Sweet Dirt has implemented curbside pickup and social distancing into its policies and procedures, and over the next several months, the company plans to ensure all of its new stores are built out and opened, new employees are hired and trained, and that it has the right supply and the right partners to meet market demand.

More Opportunities Ahead

In the longer-term, Sweet Dirt would like to not only grow its existing supply chain, but also expand to additional municipalities in the state.

“One of the things [Jessica] taught me very early on is, in this industry, you can never have enough space,” Jim says. “We have acres of land that we are using, and we always find that we can always use more space.”

Sweet Dirt will also strive to maximize efficiency as it settles into the adult-use market, he adds. “We want this to be an organic, well-thought-out product that comes from our cultivation, but we also want to make sure that we’re maximizing the efficiency so that we can have the most amount of product and the best product out there for our customers.”

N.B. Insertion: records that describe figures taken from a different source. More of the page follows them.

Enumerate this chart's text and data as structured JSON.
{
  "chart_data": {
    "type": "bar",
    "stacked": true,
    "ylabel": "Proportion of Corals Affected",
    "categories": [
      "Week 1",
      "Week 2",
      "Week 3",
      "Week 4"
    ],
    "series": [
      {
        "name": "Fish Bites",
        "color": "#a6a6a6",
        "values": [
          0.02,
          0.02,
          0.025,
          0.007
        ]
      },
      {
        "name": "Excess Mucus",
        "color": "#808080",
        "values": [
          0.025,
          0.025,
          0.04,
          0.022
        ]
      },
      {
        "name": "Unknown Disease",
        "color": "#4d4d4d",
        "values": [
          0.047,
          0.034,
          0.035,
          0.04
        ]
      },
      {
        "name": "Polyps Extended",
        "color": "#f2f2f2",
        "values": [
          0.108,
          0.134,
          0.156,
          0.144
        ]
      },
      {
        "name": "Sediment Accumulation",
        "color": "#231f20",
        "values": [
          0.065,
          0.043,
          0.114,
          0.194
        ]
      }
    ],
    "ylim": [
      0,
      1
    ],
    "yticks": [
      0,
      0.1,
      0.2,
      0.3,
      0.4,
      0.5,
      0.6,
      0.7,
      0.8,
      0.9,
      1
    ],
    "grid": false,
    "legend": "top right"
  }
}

“You can’t get a better state than the state of Maine for an industry like this,” Jim adds. “It really is the dream state for this, from a geographic standpoint [and] a topical standpoint, from the rocky shores to the mountains to the beaches. … This is about a company that is really committed to that state and making sure that we not only brand ourselves as it relates to being a Maine-based company, but [that we also try] to give back to a state that has really given our employees so much."